Weekend Watch: A Good Person
Writer/director Zach Braff returns with another tale of recovery and humanity
Image Credit: MGM
Welcome to the latest edition of Weekend Watch, in which I recommend (or occasionally warn against) movies or TV shows I’ve been checking out. This week, Zach Braff tackles addiction and depression with Florence Pugh acting her heart out. Follow James on Twitter: @jamwhite
How you respond to Zach Braff’s latest film will really depend on how you view him as a filmmaker. Since his big break with indie success A Garden State, he has, with one exception (studio comedy gig Going In Style) ploughed his own row on the big screen following his debut with indulgent meditation on sickness and family in Wish I Was Here (which faced extra criticism after he hit Kickstarter to raise a portion of its budget).
A Good Person is in the same style as his earlier indies, though this time Braff stays behind the camera. And it’s a smart move.
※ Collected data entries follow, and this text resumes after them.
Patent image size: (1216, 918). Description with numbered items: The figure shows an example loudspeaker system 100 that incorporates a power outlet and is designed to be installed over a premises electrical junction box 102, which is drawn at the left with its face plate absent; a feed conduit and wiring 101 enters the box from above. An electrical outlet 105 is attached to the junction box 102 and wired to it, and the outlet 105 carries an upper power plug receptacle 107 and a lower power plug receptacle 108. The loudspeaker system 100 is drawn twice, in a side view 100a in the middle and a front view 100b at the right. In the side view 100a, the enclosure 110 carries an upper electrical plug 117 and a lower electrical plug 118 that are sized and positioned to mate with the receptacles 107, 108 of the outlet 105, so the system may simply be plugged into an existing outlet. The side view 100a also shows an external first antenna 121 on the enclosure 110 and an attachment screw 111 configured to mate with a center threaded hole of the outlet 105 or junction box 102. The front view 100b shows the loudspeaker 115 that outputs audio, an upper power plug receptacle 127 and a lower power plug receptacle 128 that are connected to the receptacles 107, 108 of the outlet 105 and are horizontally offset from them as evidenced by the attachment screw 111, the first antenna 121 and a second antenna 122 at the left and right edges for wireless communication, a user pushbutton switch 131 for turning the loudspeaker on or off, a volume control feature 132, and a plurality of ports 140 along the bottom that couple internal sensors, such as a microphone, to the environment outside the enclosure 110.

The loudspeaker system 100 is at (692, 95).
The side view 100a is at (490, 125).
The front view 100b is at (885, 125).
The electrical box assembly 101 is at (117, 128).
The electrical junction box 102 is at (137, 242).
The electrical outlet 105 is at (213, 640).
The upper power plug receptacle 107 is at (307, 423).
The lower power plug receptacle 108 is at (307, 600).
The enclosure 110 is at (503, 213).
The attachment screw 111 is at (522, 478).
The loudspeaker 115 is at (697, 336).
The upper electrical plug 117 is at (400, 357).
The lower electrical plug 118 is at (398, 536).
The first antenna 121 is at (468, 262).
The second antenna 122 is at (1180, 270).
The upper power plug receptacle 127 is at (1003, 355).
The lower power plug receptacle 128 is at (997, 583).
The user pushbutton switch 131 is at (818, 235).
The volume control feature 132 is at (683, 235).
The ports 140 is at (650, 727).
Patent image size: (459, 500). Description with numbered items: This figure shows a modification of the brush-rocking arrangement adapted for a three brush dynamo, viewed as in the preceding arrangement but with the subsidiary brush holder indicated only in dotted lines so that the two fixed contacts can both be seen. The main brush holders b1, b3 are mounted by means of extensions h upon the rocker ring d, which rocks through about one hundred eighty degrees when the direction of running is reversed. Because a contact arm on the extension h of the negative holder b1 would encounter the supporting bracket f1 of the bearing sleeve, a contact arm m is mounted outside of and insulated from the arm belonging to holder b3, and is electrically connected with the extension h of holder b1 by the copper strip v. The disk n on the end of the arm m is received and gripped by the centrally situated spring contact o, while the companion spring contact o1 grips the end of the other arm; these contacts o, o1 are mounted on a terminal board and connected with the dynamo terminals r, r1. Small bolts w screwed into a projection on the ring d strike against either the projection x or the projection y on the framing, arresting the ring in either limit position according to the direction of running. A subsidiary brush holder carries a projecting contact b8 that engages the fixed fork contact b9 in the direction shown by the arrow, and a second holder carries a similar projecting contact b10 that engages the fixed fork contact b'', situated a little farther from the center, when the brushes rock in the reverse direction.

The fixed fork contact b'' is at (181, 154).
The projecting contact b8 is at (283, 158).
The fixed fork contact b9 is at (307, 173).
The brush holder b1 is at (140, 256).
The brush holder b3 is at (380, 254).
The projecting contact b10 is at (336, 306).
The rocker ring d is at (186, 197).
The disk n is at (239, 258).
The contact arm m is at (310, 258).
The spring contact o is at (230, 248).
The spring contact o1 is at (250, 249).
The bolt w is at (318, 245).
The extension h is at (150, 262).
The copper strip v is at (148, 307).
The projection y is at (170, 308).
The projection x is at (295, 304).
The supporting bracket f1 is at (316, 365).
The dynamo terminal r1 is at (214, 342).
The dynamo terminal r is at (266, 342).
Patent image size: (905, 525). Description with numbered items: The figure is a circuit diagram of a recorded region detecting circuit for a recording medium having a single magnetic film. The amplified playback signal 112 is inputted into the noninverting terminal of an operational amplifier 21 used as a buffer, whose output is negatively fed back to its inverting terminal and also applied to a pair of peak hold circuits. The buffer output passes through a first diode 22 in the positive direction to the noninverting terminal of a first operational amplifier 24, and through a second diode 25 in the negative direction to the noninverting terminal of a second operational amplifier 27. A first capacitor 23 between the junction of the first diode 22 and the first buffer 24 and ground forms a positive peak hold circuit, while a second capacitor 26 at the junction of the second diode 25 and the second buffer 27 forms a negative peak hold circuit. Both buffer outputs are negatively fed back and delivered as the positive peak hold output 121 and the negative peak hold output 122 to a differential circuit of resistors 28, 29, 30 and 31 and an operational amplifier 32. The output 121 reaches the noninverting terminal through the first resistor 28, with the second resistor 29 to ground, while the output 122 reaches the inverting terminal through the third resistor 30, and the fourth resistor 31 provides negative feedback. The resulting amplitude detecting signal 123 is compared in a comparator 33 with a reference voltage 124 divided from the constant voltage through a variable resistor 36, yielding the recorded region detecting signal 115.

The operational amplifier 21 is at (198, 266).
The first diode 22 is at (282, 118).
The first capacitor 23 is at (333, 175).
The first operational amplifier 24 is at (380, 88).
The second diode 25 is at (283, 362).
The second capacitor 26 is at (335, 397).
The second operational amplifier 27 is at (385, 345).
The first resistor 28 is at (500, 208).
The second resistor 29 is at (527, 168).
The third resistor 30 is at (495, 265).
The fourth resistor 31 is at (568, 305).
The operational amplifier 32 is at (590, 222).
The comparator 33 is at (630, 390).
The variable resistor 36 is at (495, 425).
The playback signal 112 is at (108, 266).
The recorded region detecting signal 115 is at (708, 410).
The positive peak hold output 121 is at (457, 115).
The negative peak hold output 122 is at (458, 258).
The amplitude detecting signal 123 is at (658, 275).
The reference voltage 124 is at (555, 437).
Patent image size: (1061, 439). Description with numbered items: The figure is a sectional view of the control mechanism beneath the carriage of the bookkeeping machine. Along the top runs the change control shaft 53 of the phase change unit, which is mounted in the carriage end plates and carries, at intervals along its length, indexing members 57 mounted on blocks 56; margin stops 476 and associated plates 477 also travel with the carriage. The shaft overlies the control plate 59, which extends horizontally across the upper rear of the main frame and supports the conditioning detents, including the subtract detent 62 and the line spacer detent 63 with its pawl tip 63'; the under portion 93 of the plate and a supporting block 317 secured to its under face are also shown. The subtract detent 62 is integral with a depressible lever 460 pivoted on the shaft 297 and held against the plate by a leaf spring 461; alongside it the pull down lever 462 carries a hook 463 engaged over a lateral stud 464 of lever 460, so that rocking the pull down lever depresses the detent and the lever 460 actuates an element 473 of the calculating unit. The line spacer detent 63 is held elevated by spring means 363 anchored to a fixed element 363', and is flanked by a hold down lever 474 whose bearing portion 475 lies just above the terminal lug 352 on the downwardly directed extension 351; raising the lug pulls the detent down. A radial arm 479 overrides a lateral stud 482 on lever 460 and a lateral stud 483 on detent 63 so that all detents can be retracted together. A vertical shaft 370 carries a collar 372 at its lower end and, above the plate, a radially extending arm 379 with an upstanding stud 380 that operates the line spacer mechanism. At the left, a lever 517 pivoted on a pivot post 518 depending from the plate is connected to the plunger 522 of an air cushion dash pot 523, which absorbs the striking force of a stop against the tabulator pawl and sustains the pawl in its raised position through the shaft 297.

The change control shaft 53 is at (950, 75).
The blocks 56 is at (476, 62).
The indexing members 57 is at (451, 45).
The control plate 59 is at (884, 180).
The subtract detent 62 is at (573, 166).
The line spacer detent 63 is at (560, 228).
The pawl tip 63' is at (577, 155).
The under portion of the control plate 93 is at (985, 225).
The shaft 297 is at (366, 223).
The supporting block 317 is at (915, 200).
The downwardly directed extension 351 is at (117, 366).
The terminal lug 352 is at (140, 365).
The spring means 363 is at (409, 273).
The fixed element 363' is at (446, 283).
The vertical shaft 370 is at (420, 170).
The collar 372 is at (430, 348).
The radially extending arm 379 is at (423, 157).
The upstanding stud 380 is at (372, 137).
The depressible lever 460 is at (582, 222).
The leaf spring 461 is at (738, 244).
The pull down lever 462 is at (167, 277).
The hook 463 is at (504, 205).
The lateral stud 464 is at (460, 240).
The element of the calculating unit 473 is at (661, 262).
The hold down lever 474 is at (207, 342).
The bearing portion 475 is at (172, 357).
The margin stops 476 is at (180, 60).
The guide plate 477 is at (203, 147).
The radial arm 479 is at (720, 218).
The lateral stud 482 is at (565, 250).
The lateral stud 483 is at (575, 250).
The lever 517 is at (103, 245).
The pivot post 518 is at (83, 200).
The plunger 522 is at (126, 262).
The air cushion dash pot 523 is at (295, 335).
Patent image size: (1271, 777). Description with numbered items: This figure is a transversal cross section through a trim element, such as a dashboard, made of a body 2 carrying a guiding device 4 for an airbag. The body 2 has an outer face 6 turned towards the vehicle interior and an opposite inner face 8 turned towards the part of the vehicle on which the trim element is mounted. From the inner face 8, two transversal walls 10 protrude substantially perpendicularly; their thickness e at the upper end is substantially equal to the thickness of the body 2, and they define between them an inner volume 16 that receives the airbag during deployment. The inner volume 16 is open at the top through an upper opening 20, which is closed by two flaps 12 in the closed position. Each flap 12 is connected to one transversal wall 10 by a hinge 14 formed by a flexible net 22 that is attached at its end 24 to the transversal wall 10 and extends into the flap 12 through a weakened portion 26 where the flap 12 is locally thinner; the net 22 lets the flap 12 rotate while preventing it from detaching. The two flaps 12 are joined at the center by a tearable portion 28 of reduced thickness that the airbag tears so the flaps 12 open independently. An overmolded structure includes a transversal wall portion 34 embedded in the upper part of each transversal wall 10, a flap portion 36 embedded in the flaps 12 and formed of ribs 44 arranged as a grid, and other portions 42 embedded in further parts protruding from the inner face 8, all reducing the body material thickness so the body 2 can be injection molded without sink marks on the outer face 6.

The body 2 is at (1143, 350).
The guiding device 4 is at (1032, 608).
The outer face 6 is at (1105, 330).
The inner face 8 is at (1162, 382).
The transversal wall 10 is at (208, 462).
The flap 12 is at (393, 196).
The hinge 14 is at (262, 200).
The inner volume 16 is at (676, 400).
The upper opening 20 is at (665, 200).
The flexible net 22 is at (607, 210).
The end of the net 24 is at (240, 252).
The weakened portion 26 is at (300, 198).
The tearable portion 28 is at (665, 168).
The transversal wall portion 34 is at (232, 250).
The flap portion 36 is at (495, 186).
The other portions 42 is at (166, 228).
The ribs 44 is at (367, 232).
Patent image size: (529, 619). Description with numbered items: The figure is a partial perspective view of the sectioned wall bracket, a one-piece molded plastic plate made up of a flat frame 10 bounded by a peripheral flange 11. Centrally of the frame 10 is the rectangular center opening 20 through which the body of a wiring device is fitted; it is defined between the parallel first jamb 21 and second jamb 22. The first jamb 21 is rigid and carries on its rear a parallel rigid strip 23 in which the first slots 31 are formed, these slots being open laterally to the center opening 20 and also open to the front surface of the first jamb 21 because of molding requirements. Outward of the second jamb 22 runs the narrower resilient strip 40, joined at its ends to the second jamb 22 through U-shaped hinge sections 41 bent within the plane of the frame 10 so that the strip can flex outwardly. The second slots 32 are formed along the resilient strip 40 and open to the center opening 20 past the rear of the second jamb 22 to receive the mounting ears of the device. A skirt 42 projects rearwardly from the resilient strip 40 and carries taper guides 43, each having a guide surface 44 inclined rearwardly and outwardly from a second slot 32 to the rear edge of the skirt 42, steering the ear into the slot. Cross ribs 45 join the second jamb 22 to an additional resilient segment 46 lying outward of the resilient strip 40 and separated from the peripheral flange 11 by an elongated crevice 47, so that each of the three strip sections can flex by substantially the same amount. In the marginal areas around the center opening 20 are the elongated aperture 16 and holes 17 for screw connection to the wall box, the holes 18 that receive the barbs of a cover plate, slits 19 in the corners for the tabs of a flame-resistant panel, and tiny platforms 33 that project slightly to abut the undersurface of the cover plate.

This is no dig on his acting chops –– he’s good in both of his movies, and I enjoy his work on Scrubs (and its subsequent re-watch podcast, Fake Doctors Real Friends) –– but his sensitive directing skills outweigh his presence on screen.
And when you’ve got two powerhouse actors on screen in Florence Pugh and Morgan Freeman, you can see why he’d step back and let them work. Since it’s thanks mostly to the lead duo that A Good Person works as well as it does.
This is the story of Allison (Pugh), a young woman who seems to have a bright future ahead of her. She’s blissfully engaged to marry Nathan (Chinaza Uche) and successful in her career as a drug rep, but a momentary lapse in concentration while driving ends in a deadly car crash that kills her soon-to-be sister- and brother-in-law.
Allie descends into depression, confusion and, thanks to the painkillers prescribed for her injuries, addiction. She meets Daniel (Freeman), a former New Jersey police officer and recovering alcoholic who was to be Allie’s father-in-law before the accident –– though they’d not met previously because of his estrangement from his eldest son –– by chance at an AA meeting and begins an awkward but healing path to understanding. Through Daniel’s teenage granddaughter Ryan (Celeste O’Connor), who was orphaned by the accident, more complex steps towards peace and forgiveness are taken.
Though it can be heavy-handed with its themes and ideas, the film does find a way to explore them without quite hitting every trope on the way. Don’t get me wrong, there are plenty, but they are elevated beyond the usual levels in the hands of Pugh and Freeman (and the rest of the cast, who also do some great work).
Shannon deserves credit for keeping up with the lead duo (at least in the more limited screen time that she enjoys) and Braff takes care the leaven the sobbing, hugging and learning with some humour, such as Ryan’s boyfriend ending up chased half-naked to his car by a hose-brandishing neighbour of Daniels, who labels him a “f***boy”. And the writer/director has made a point of fleshing out the characters beyond Daniel and Allison, with unresolved issues between Nathan and his father, and Ryan’s very real pain driving her teenage angst.
But it’s really the Pugh and Freeman show, the two actors of very different generations truly meshing and forming the heart of the film.
On the negative side, not even Freeman’s legendary gravel tones and succinct diction can do much with the cloying and cheesy metaphors about real life compared to model train sets that open and close the movie. There are welcome life lessons, and then there are being beaten around the ears with a block of cheese.
Still, A Good Person is worth it for those two leads, and while it’s unlikely to cause much of a stir at the box office, would make an easy watch at home one evening.
A Good Person is in UK and US cinemas now.